We have a transaction table like this:
table txn ( date_created timestamp not null, date_confirmed timestamp null, ... )
Records are inserted with date_confirmed=null, using null to mean it has not been confirmed.
The majority of transactions are confirmed within a few minutes and date_confirmed is updated.
If disk space is not allocated for null values on insertion, will this lead to fragmentation? Is it better to insert a 'date-that-means-unconfirmed' instead?
It depends (doesn't it always :-), but I would say that if most rows will eventually have the nullable column date_confirmed column (and any other nullable columns) set to a non-null value then it is likely best to insert the row into the table with a non-null value.
Inserting rows with null values and the changing the null values to non-null will cause the row to grow and if there is insufficient free space on the page where the row is stored then the row will be split (or moved and a stub left behind in its original spot) and thus fragmenting the row. Exactly how much fragmentation occurs will depend on:
I.e. it really depends on how may splits are going to occur per page.

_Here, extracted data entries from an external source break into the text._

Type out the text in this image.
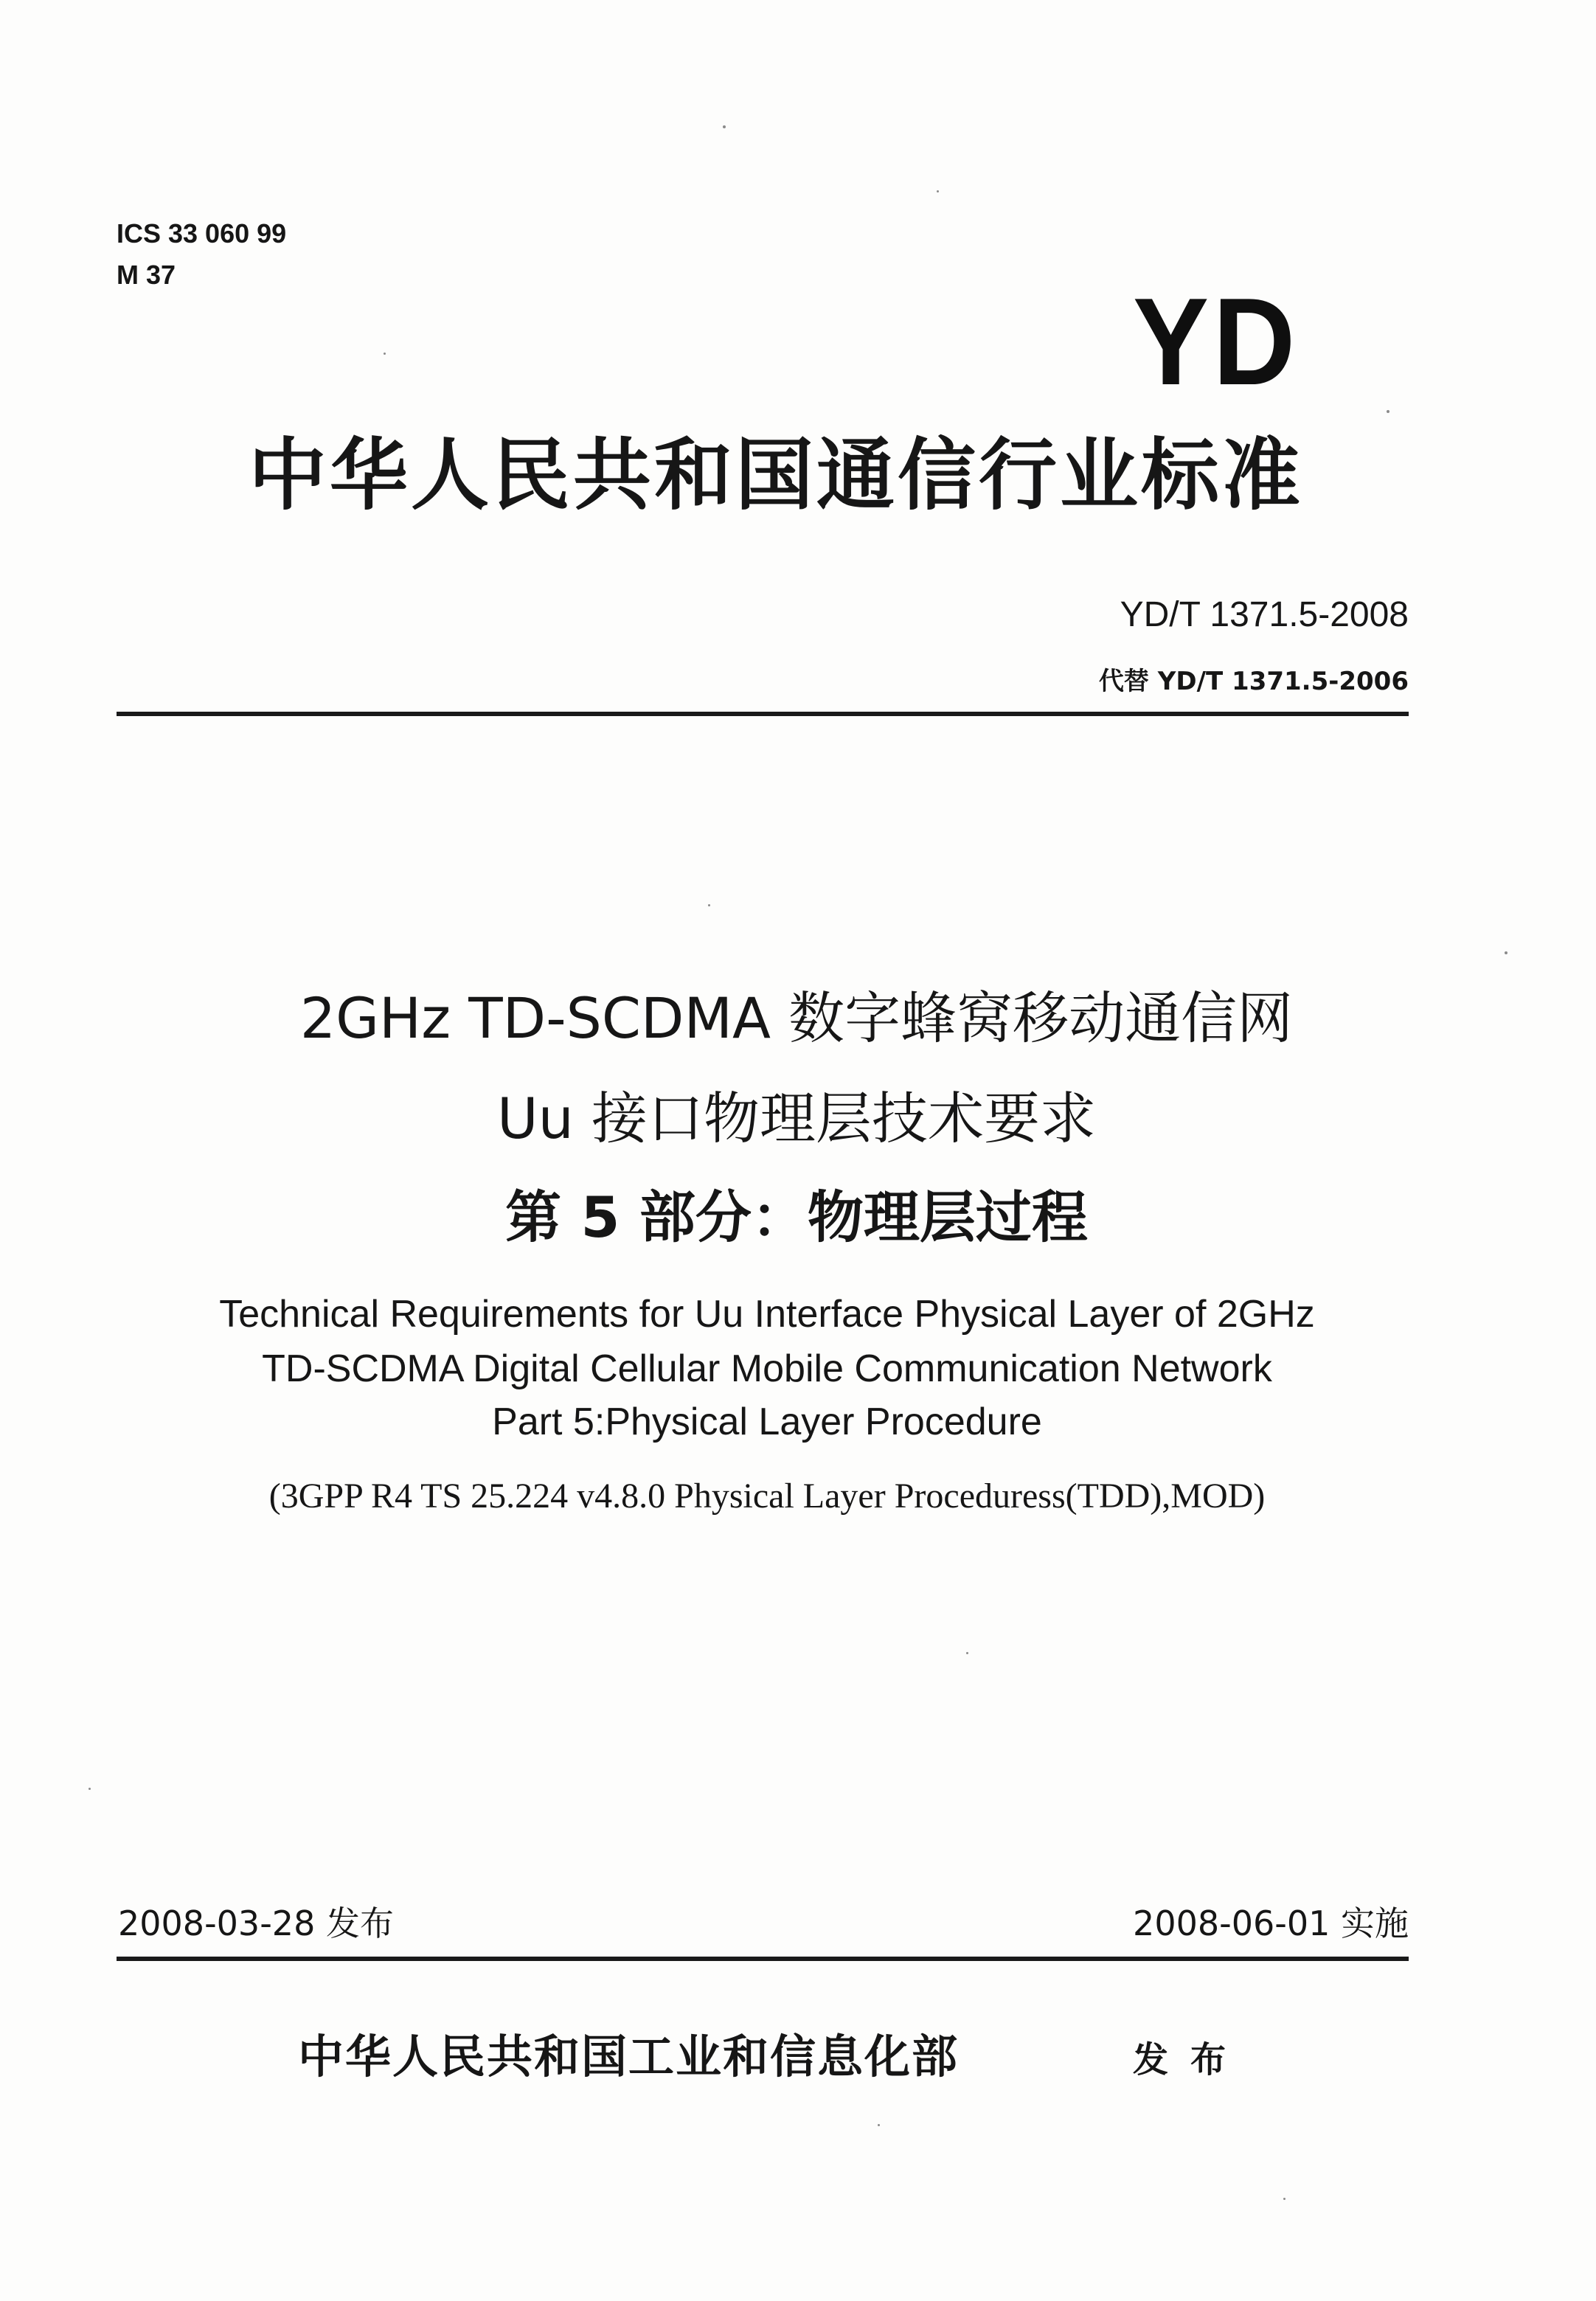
ICS 33 060 99
M 37	YD
中华人民共和国通信行业标准
YD/T 1371.5-2008
代替 YD/T 1371.5-2006
2GHz TD-SCDMA 数字蜂窝移动通信网
Uu 接口物理层技术要求
第 5 部分：物理层过程
Technical Requirements for Uu Interface Physical Layer of 2GHz
TD-SCDMA Digital Cellular Mobile Communication Network
Part 5:Physical Layer Procedure
(3GPP R4 TS 25.224 v4.8.0 Physical Layer Proceduress(TDD),MOD)
2008-03-28 发布	2008-06-01 实施
中华人民共和国工业和信息化部	发布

For example, if it is always the case that when you insert a row with a null value and you then set to a non-null value before any other row is inserted then it will likely be the case that doing this sequence will lead to at most one split row per page (i.e. the last row inserted on the page) and therefore this may not be that big of a deal ... but how "big" of a deal it is will depend on the number of rows per page (which depends on the size of the page and the size of a typical row).
However if you are inserting rows at a rapid rate (relative to the setting of the columns to non-null values) then it could be the case that each page is filled to its limit with rows containing nulls ... so when you set the nullable columns to non-null values there may not be sufficient space on the page to hold the now-larger-row and hence this could lead to every row on the page being split. This would be bad.
So, net result is that if you know that the column is going to have a non-null value then save yourself the grief and make the column non-nullable and initialize it to a out-of-band "date-that-means-unconfirmed" value. Declaring the column as "not null" has the bonus that the optimizer may be able to use this information to possibly choose more efficient plans when the column is used as a predicate in your queries.